As Israel escalates its military campaign against Iran, a familiar figure has re-emerged in Western media: Reza Pahlavi, the exiled son of Iran’s last monarch. With polished rhetoric and appeals to democratic ideals, Pahlavi has positioned himself as a transitional figure for a post-Islamic Republic Iran. Yet, beneath the surface of this western media spectacle lies a deeper, more troubling narrative—one that reveals the contradictions of monarchical nostalgia, the fragmentation of Iran’s opposition, and the geopolitical opportunism that are more about reviving a Cold War-era political artifact.
Pahlavi’s lineage is inseparable from Iran’s autocratic past. His father, Mohammad Reza Shah, ruled with an iron fist, suppressing dissent through the SAVAK secret police and deepening socioeconomic inequalities under the guise of modernization. The 1953 CIA- and MI6-backed coup that restored the Shah to power—overthrowing the democratically elected Prime Minister Mohammad Mossadegh—remains a historical wound that Pahlavi has never meaningfully addressed
To most Iranians, especially those inside the country, Pahlavi represents not hope but regression. His alignment with pro-Zionist and pro-Trump factions in the diaspora have further alienated him from the very people he claims to represent.

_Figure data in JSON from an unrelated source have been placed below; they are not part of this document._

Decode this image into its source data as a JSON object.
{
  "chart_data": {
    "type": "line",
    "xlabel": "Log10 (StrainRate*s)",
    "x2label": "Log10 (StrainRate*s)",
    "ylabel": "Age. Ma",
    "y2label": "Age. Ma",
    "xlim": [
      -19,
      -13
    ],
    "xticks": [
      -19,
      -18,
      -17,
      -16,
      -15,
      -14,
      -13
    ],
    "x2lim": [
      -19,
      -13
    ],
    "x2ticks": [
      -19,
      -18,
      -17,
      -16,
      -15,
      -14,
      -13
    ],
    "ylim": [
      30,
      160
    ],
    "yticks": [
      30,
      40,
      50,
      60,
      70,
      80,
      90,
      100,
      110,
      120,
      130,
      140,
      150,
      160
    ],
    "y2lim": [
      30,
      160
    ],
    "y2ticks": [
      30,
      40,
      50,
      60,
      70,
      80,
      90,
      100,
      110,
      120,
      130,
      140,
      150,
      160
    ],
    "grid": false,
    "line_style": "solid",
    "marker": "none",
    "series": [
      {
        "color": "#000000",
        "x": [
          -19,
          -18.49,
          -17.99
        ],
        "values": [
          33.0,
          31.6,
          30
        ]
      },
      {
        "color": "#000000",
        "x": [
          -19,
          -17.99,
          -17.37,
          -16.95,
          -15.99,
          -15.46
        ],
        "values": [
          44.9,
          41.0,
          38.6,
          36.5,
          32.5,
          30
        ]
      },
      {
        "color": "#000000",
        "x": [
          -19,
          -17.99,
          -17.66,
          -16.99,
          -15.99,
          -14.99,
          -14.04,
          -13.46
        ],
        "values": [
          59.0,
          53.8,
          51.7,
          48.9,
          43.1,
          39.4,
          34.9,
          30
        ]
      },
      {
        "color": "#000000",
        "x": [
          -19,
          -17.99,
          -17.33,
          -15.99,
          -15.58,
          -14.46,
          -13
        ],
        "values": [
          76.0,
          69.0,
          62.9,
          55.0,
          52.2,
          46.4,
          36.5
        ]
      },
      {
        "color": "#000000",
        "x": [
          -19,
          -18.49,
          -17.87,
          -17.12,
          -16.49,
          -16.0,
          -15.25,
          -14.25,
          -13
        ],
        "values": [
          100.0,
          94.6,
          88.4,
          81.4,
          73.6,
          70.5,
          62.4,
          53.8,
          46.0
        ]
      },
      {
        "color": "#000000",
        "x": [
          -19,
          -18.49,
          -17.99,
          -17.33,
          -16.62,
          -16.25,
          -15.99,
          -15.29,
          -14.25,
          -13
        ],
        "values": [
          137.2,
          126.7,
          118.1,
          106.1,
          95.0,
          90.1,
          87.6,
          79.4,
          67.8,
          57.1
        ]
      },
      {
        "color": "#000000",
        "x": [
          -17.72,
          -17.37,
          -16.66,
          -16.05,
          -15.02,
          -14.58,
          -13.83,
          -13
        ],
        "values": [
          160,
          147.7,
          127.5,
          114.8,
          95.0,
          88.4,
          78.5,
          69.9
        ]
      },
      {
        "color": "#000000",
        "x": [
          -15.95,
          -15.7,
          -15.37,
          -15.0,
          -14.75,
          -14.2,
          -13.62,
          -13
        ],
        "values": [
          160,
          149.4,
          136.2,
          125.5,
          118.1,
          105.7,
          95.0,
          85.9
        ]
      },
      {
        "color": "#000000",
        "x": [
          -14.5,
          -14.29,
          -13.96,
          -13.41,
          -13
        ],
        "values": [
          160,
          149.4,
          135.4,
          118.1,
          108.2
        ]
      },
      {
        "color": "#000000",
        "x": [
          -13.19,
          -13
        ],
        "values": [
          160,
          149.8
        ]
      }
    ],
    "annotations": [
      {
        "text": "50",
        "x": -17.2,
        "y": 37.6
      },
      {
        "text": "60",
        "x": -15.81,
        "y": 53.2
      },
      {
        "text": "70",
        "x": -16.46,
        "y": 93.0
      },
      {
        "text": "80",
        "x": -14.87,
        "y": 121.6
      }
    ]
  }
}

This raises both ethical and strategic questions: Can a foreign-backed, ideologically hollow figure—an ‘Ahmad Chalabi’ without grassroots support—truly deliver democratic governance in a nation of 92 million with long, bitter memories of foreign interference? Or is this yet another case of regime change driven more by external agendas than internal legitimacy?
The Real Stakes
The Iran-Israel conflict is not just a regional power struggle; it is a clash of visions for the Middle East. On one side stands a nuclear-armed Israel, emboldened by U.S. backing and driven by a messianic vision of territorial entitlement—from the Nile to the borders of Iran and Turkey. In this vision, Palestinians are expendable, and regional dominance is the ultimate goal.
On the other side is Iran, a nation under siege, facing significant external threats, particularly from the two devils: the United States and Israel. They see themselves as protectors of the Islamic Republic and its ideology, emphasizing national pride and positioning itself as a bulwark against Western hegemony. As part of the so-called Axis of Resistance, Iran views its nuclear ambitions as a sovereign right—one setback won’t end that pursuit.
Only time will reveal which vision prevails: one rooted in colonial ambition—where conflict, occupation, and hegemony are inevitable outcomes—or one grounded in the ideals of justice, human fraternity, and popular resistance to foreign domination.
Conclusion: Beyond the Mirage
The media’s fixation on exiled figures like Reza Pahlavi is a distraction. The future of Iran won’t be shaped by foreign-backed pretenders or warmongers in Washington and Tel Aviv. It belongs to the Iranian people—those who continue to resist occupation, demand dignity, and fight for self-determination.